The dollar extended losses against major peers as traders increased bets on Federal Reserve rate cuts in the second half of 2026, following comments from policymakers that suggested growing concern about economic growth momentum and labor market cooling.

The dollar weakened broadly on Friday as speculation mounted that the Federal Reserve may begin cutting interest rates by mid-2026, with market participants recalibrating positions after a series of dovish signals from central bank officials. The greenback's decline accelerated across G10 and emerging market currencies, reflecting growing conviction that the Fed's next move will be lower as inflation pressures moderate and employment data shows signs of softening.

Recent communications from Fed policymakers have struck a notably more cautious tone, traders say, with several officials acknowledging that restrictive monetary policy may be weighing more heavily on economic activity than previously anticipated. This shift comes as January employment data revealed unexpected weakness in wage growth and a tick higher in the unemployment rate, fueling debate about whether the central bank has already overtightened. "The narrative has clearly evolved," noted a senior currency strategist at a major European bank. "Markets are no longer asking if the Fed will cut, but when and how aggressively."

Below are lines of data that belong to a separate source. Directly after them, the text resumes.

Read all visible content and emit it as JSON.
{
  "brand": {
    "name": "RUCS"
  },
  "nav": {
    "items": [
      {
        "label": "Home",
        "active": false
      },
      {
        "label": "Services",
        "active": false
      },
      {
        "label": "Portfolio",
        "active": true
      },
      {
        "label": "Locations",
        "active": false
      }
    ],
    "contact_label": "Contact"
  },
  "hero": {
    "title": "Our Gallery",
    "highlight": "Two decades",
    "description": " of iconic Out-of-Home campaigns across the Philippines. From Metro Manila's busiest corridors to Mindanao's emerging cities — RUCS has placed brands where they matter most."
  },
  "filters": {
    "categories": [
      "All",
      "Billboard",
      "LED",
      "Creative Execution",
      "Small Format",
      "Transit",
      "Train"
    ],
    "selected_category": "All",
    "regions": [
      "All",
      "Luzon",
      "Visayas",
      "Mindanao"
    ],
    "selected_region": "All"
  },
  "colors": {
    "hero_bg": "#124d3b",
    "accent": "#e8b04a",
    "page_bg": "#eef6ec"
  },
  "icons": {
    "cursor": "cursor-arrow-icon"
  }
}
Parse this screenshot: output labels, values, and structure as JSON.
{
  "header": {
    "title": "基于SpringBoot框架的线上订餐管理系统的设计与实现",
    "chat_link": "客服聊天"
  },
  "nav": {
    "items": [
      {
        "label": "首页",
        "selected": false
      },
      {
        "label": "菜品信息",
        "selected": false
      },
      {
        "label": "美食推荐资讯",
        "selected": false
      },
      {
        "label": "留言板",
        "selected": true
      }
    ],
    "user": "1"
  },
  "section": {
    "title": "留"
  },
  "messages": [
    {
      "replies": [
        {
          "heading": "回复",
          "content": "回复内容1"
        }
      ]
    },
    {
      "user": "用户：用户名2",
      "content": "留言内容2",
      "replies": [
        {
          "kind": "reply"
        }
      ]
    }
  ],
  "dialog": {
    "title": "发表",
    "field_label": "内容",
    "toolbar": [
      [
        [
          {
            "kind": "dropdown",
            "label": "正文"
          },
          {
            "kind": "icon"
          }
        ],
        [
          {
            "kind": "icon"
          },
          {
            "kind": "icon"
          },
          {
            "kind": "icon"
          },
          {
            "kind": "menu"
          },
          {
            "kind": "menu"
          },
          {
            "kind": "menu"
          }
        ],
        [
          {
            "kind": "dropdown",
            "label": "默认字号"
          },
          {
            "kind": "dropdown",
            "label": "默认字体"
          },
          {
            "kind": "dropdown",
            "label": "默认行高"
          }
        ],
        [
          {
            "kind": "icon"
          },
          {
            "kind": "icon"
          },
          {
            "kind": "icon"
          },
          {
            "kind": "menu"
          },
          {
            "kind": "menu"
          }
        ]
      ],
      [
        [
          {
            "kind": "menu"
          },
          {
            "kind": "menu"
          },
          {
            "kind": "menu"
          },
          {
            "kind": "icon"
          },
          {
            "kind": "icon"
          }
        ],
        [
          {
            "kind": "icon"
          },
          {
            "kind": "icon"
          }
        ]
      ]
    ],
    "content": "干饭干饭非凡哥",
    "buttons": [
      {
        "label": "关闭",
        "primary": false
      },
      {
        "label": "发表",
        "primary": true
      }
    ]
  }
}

Technical momentum indicators suggest the dollar index is testing key support levels that, if broken, could open the door to more substantial declines in the coming weeks. Against the euro, the greenback is approaching a major trendline that has held for over six months, while sterling continues to benefit from relative economic resilience and hawkish Bank of England commentary. In the yen pair, traders report that carry trades funded by the Japanese currency are showing signs of unwinding as interest rate differentials narrow. Meanwhile, emerging market currencies are gaining traction, with several high-yielding units posting their strongest weekly performance since early January as capital flows shift toward riskier assets.

Geopolitical developments are compounding the dollar's woes, with ongoing trade negotiations between major economies reducing safe-haven demand for the world's reserve currency. Market participants are also monitoring escalating tensions in the South China Sea, though the impact on FX markets has been muted compared to previous episodes of geopolitical stress. Looking ahead, traders will focus on next week's US consumer price data and retail sales figures, which could either validate or reverse the current dovish Fed pricing. Until then, positioning data indicates speculators have increased their net short dollar exposure to the highest level in three months, suggesting the trend may have further room to run.

Disclaimer: This analysis is AI-generated for educational purposes. Traders should verify all information and conduct their own research before making trading decisions.